En France, une pétition recueille un large soutien pour que l’affichage du Nutri-score devienne obligatoire sur les emballages alimentaires. Lancée par les scientifiques à l’origine du Nutri-score, elle met en avant l’importance majeure de cet outil comme moyen de prévention de santé publique. Avec près de 57 000 signatures et l’appui de 79 structures jouant un rôle majeur dans le domaine de la santé, le débat sur l’instauration obligatoire de cet étiquetage refait surface, confirme TF1 Info.
Les signatures et soutiens qui comptent
Le site de l’Assemblée nationale est devenu le point de ralliement de cette mobilisation : la pétition y a déjà recueilli un soutien massif. Conçue pour rendre obligatoire l’affichage du Nutri-score, elle rassemble des soutiens variés. 45 sociétés savantes telles que la Société française de nutrition, la Société francophone du diabète et l’Académie nationale de médecine, ainsi que 33 associations citoyennes, dont la Ligue contre le cancer, UFC-Que Choisir, et 60 millions de consommateurs, ont exprimé leur appui.
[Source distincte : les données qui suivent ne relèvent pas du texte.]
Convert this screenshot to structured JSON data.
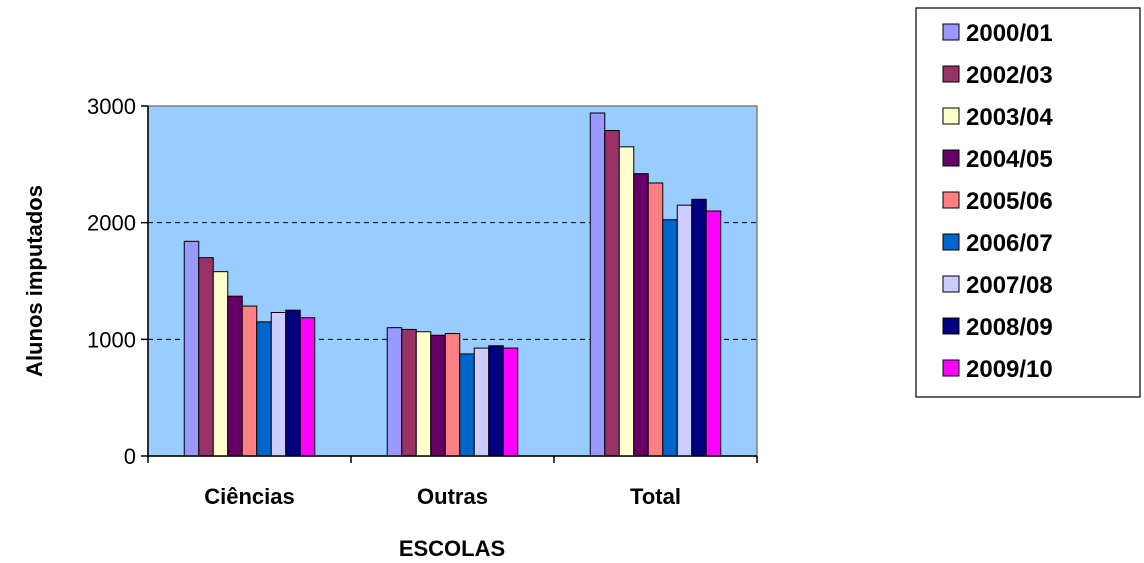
{
  "chart_data": {
    "type": "bar",
    "title": "",
    "xlabel": "ESCOLAS",
    "ylabel": "Alunos imputados",
    "ylim": [
      0,
      3000
    ],
    "yticks": [
      0,
      1000,
      2000,
      3000
    ],
    "grid": "horizontal-dashed",
    "legend_position": "right",
    "plot_background": "#99ccff",
    "categories": [
      "Ciências",
      "Outras",
      "Total"
    ],
    "series": [
      {
        "name": "2000/01",
        "color": "#9999ff",
        "values": [
          1840,
          1100,
          2940
        ]
      },
      {
        "name": "2002/03",
        "color": "#993366",
        "values": [
          1700,
          1085,
          2790
        ]
      },
      {
        "name": "2003/04",
        "color": "#ffffcc",
        "values": [
          1580,
          1065,
          2650
        ]
      },
      {
        "name": "2004/05",
        "color": "#660066",
        "values": [
          1370,
          1035,
          2420
        ]
      },
      {
        "name": "2005/06",
        "color": "#ff8080",
        "values": [
          1285,
          1050,
          2340
        ]
      },
      {
        "name": "2006/07",
        "color": "#0066cc",
        "values": [
          1150,
          875,
          2025
        ]
      },
      {
        "name": "2007/08",
        "color": "#ccccff",
        "values": [
          1230,
          925,
          2150
        ]
      },
      {
        "name": "2008/09",
        "color": "#000080",
        "values": [
          1250,
          945,
          2200
        ]
      },
      {
        "name": "2009/10",
        "color": "#ff00ff",
        "values": [
          1185,
          925,
          2100
        ]
      }
    ]
  }
}
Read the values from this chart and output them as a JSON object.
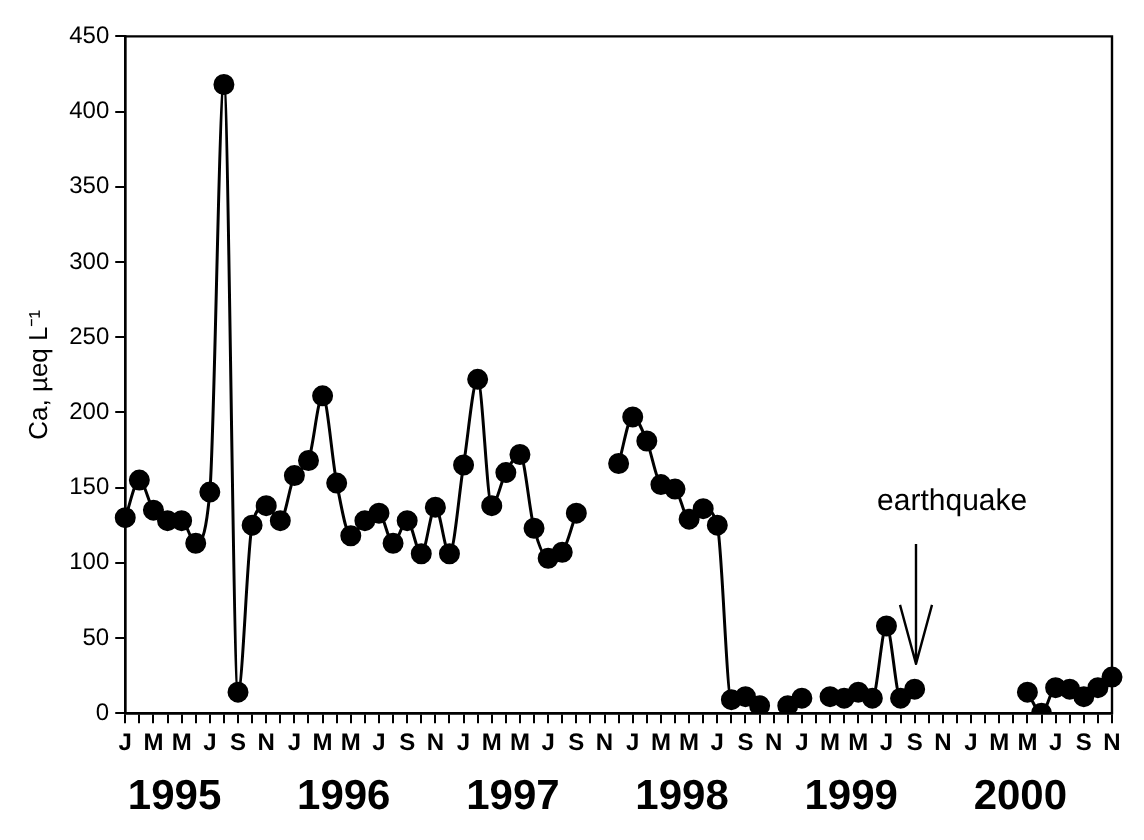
{
  "chart_data": {
    "type": "line",
    "ylabel": "Ca, µeq L⁻¹",
    "categories": [
      "J",
      null,
      "M",
      null,
      "M",
      null,
      "J",
      null,
      "S",
      null,
      "N",
      null,
      "J",
      null,
      "M",
      null,
      "M",
      null,
      "J",
      null,
      "S",
      null,
      "N",
      null,
      "J",
      null,
      "M",
      null,
      "M",
      null,
      "J",
      null,
      "S",
      null,
      "N",
      null,
      "J",
      null,
      "M",
      null,
      "M",
      null,
      "J",
      null,
      "S",
      null,
      "N",
      null,
      "J",
      null,
      "M",
      null,
      "M",
      null,
      "J",
      null,
      "S",
      null,
      "N",
      null,
      "J",
      null,
      "M",
      null,
      "M",
      null,
      "J",
      null,
      "S",
      null,
      "N"
    ],
    "series": [
      {
        "color": "#000000",
        "values": [
          130,
          155,
          135,
          128,
          128,
          113,
          147,
          418,
          14,
          125,
          138,
          128,
          158,
          168,
          211,
          153,
          118,
          128,
          133,
          113,
          128,
          106,
          137,
          106,
          165,
          222,
          138,
          160,
          172,
          123,
          103,
          107,
          133,
          null,
          null,
          166,
          197,
          181,
          152,
          149,
          129,
          136,
          125,
          9,
          11,
          5,
          null,
          5,
          10,
          null,
          11,
          10,
          14,
          10,
          58,
          10,
          16,
          null,
          null,
          null,
          null,
          null,
          null,
          null,
          14,
          0,
          17,
          16,
          11,
          17,
          24
        ]
      }
    ],
    "ylim": [
      0,
      450
    ],
    "yticks": [
      0,
      50,
      100,
      150,
      200,
      250,
      300,
      350,
      400,
      450
    ],
    "grid": false,
    "legend": false,
    "marker": "circle",
    "line_style": "solid",
    "annotations": [
      "earthquake",
      "1995",
      "1996",
      "1997",
      "1998",
      "1999",
      "2000"
    ]
  }
}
Cette convergence entre professionnels de la santé et organismes de consommateurs souligne la volonté d’une plus grande transparence nutritionnelle et l’expertise des acteurs engagés.
Sandrine Runel, députée socialiste, porte cette proposition de loi à l’Assemblée nationale où elle bénéficie du soutien de huit groupes politiques sur les onze présents. Malgré cela, certains grands groupes agroalimentaires restent réticents, influencés par des lobbies qui s’opposent à une telle régulation.
Un outil de santé publique qui divise
Instauré en 2017, le Nutri-score est un système d’étiquetage volontaire classant les aliments de A à E selon leur composition nutritionnelle. Conçu par Serge Hercberg, il est reconnu comme un « outil de prévention simple, français et efficace » depuis sa mise en place.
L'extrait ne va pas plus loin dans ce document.